Monday, Mar. 09, 1942
Invisible Weapon
Under its biggest, blackest headlines, the New York Post last week published the story that readers of Sunday supplements have waited for since World War II began. Military Expert Fletcher Pratt told how the Japanese had tried to spread bubonic plague from planes over the Chinese city of Changteh.
For months unconfirmed and unconfirmable rumors have persisted that the Japanese were experimenting with bacterial warfare in China. But the first reliable report reached the U.S. only last month, in a letter to the American Bureau for Medical Aid to China. Pratt double-checked his story with Chinese officials. Two days later the New York Times printed virtually the same story from its Chungking correspondent, Harrison Forman. In both accounts the essential facts were the same, were vouched for by Dr. Robert Lim, head of the Chinese Red Cross.
On Nov. 4 the 50,000 people in Changteh in Hunan Province ran for cover as a Japanese plane skimmed over their roof tops. The plane circled for an hour. It dropped no bombs. But on the ground near the two main gates to the city, scattered grains of rice and shreds of cotton cloth were later found. The police destroyed them, but saved some samples for testing. The samples were full of Pasteurella pestis, the short oval bacillus of bubonic plague.

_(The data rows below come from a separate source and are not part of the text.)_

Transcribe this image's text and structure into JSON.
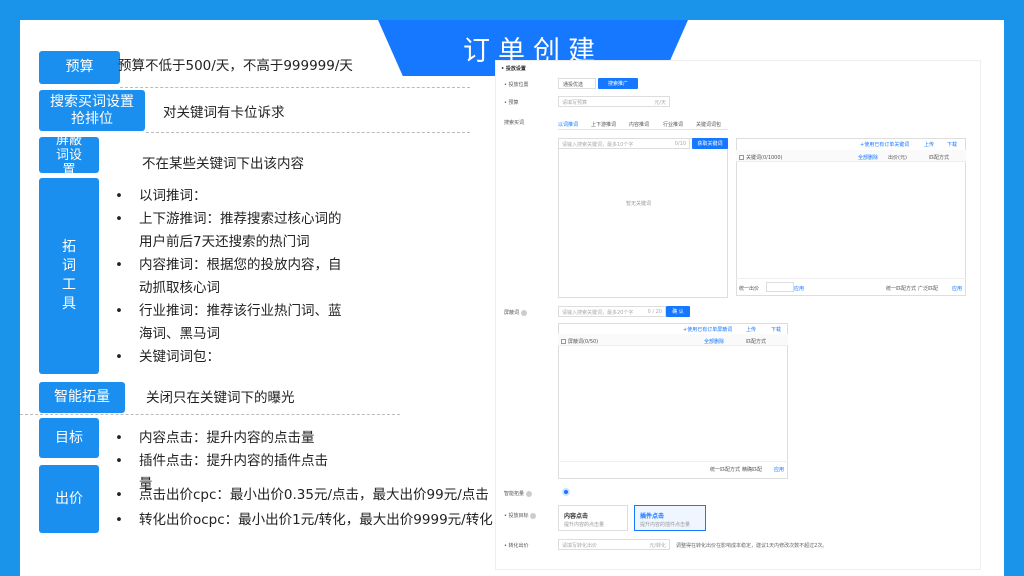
{
  "title": "订单创建",
  "rows": {
    "budget": {
      "label": "预算",
      "desc": "预算不低于500/天，不高于999999/天"
    },
    "bid_rank": {
      "label": "搜索买词设置抢排位",
      "desc": "对关键词有卡位诉求"
    },
    "block": {
      "label": "屏蔽词设置",
      "desc": "不在某些关键词下出该内容"
    },
    "expand_tool": {
      "label": "拓词工具",
      "items": [
        "以词推词：",
        "上下游推词：推荐搜索过核心词的用户前后7天还搜索的热门词",
        "内容推词：根据您的投放内容，自动抓取核心词",
        "行业推词：推荐该行业热门词、蓝海词、黑马词",
        "关键词词包："
      ]
    },
    "smart": {
      "label": "智能拓量",
      "desc": "关闭只在关键词下的曝光"
    },
    "target": {
      "label": "目标",
      "items": [
        "内容点击：提升内容的点击量",
        "插件点击：提升内容的插件点击量"
      ]
    },
    "bid": {
      "label": "出价",
      "items": [
        "点击出价cpc：最小出价0.35元/点击，最大出价99元/点击",
        "转化出价ocpc：最小出价1元/转化，最大出价9999元/转化"
      ]
    }
  },
  "screenshot": {
    "section_title": "• 投放设置",
    "placement_label": "• 投放位置",
    "placement_opt1": "通投优选",
    "placement_opt2": "搜索推广",
    "budget_label": "• 预算",
    "budget_placeholder": "请填写预算",
    "budget_unit": "元/天",
    "search_words_label": "搜索买词",
    "tabs": [
      "以词推词",
      "上下游推词",
      "内容推词",
      "行业推词",
      "关键词词包"
    ],
    "kw_input_placeholder": "请输入搜索关键词，最多10个字",
    "kw_count": "0/10",
    "get_kw_button": "获取关键词",
    "empty_text": "暂无关键词",
    "add_from_order": "+使用已有订单关键词",
    "upload": "上传",
    "download": "下载",
    "kw_header": "关键词(0/1000)",
    "delete_all": "全部删除",
    "bid_header": "出价(元)",
    "match_header": "匹配方式",
    "unified_bid": "统一出价",
    "apply": "应用",
    "unified_match": "统一匹配方式",
    "broad_match": "广泛匹配",
    "block_label": "屏蔽词",
    "block_placeholder": "请输入搜索关键词，最多20个字",
    "block_count": "0 / 20",
    "confirm": "确 认",
    "add_from_order2": "+使用已有订单屏蔽词",
    "block_header": "屏蔽词(0/50)",
    "exact_match": "精确匹配",
    "smart_label": "智能拓量",
    "goal_label": "• 投放目标",
    "goal1_title": "内容点击",
    "goal1_sub": "提升内容的点击量",
    "goal2_title": "插件点击",
    "goal2_sub": "提升内容的插件点击量",
    "conv_label": "• 转化出价",
    "conv_placeholder": "请填写转化出价",
    "conv_unit": "元/转化",
    "conv_note": "调整得在转化出价在影响成本稳定，建议1天内修改次数不超过2次。"
  }
}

There had been no bubonic plague in Changteh for ten generations, but within a week there were six cases. All died. Dr. Lim flew from Chungking to superintend the autopsies. They showed the marks of the "black death"--the black tongue and dark spots on the skin from which the plague got its name, the hugely swollen lymph glands of the groin and armpits. Careful laboratory tests confirmed the autopsy findings.
Once before, the Chinese said, Japanese flyers had tried to infect a Chinese city with plague. In 1940 they had dropped infected fleas on Chekiang Province. The fleas were wrapped in little cotton bags with rice or grain, to attract the rats which catch and spread the disease. But cold killed the rats first.

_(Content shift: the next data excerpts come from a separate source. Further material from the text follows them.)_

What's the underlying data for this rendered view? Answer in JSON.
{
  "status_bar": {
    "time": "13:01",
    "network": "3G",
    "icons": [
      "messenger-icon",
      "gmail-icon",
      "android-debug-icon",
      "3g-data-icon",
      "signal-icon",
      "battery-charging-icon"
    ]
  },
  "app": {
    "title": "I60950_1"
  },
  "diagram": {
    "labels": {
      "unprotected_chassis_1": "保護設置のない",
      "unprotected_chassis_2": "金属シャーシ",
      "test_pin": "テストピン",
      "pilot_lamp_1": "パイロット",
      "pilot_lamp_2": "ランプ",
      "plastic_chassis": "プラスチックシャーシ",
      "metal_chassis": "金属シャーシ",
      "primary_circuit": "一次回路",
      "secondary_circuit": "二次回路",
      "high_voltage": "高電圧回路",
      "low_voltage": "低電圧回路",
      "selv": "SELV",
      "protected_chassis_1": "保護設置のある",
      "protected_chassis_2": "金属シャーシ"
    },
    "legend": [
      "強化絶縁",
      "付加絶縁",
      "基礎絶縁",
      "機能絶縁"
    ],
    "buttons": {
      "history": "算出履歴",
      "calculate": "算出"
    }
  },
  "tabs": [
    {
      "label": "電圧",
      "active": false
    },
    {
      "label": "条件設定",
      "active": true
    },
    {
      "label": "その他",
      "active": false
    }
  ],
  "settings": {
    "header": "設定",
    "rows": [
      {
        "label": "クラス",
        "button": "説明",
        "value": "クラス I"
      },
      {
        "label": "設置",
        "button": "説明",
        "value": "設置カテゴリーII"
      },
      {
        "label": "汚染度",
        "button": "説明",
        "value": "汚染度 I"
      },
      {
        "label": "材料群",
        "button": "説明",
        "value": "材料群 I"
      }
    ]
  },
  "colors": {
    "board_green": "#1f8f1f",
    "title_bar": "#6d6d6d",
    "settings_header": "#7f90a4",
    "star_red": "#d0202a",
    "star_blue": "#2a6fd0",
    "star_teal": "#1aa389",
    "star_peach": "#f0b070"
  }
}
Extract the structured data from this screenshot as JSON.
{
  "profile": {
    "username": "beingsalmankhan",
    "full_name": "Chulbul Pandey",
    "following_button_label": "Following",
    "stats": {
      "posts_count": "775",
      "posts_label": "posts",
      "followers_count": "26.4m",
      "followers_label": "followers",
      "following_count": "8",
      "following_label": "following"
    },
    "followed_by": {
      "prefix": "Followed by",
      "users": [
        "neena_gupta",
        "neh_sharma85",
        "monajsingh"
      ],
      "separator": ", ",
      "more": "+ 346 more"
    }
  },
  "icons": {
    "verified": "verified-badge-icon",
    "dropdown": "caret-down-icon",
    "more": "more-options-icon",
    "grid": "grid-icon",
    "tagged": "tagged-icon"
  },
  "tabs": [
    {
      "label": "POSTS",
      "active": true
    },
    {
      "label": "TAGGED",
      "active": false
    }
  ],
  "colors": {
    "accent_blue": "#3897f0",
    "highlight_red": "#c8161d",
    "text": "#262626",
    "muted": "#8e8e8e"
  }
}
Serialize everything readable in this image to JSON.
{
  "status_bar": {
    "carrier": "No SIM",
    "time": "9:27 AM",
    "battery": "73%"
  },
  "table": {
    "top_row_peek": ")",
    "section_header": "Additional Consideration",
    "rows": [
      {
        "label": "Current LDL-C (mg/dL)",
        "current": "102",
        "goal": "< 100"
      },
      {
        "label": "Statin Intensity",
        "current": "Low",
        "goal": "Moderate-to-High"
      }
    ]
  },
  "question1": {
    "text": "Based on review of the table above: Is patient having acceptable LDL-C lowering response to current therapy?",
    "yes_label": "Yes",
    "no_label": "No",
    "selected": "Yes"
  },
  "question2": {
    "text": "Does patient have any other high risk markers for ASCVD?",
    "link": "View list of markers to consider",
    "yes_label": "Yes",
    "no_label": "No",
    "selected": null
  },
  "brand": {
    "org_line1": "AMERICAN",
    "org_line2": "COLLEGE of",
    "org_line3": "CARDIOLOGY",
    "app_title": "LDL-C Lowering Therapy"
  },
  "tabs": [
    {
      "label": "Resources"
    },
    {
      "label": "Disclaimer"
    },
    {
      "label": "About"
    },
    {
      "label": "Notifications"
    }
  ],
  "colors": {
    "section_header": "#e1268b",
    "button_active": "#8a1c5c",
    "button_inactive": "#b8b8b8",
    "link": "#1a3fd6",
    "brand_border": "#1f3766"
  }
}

If the Japanese had really begun the nightmare of bacterial warfare, their choice of bubonic plague was not smart. Changteh is little more than a hundred miles from Japanese lines, and the disease travels as fast today as when it ravaged Europe in the Middle Ages. If warm weather brought an epidemic to Changteh, the disease might sweep to the Japanese.
To all those content to believe that the plague story was mere propaganda, Dr. Lim had a sharp word to say:
"I realize that the idea of a widespread scattering of the plague appears at first somewhat in the realm of fantasy.
"It is my belief that the Japs thus far have been experimenting in China, and it is my firm conviction that Japan is planning large-scale bacteriological warfare, not only here, but elsewhere, especially when things start going wrong for her."
Dr. Lim's tactful "elsewhere" might well have meant the U.S., where there are no Japanese troops to be infected. But it was pointed out that the U.S. had little cause for alarm. Modern inoculations against bubonic plague cut down its mortality rate; scientific rat hunts and sanitary measures can prevent its spread.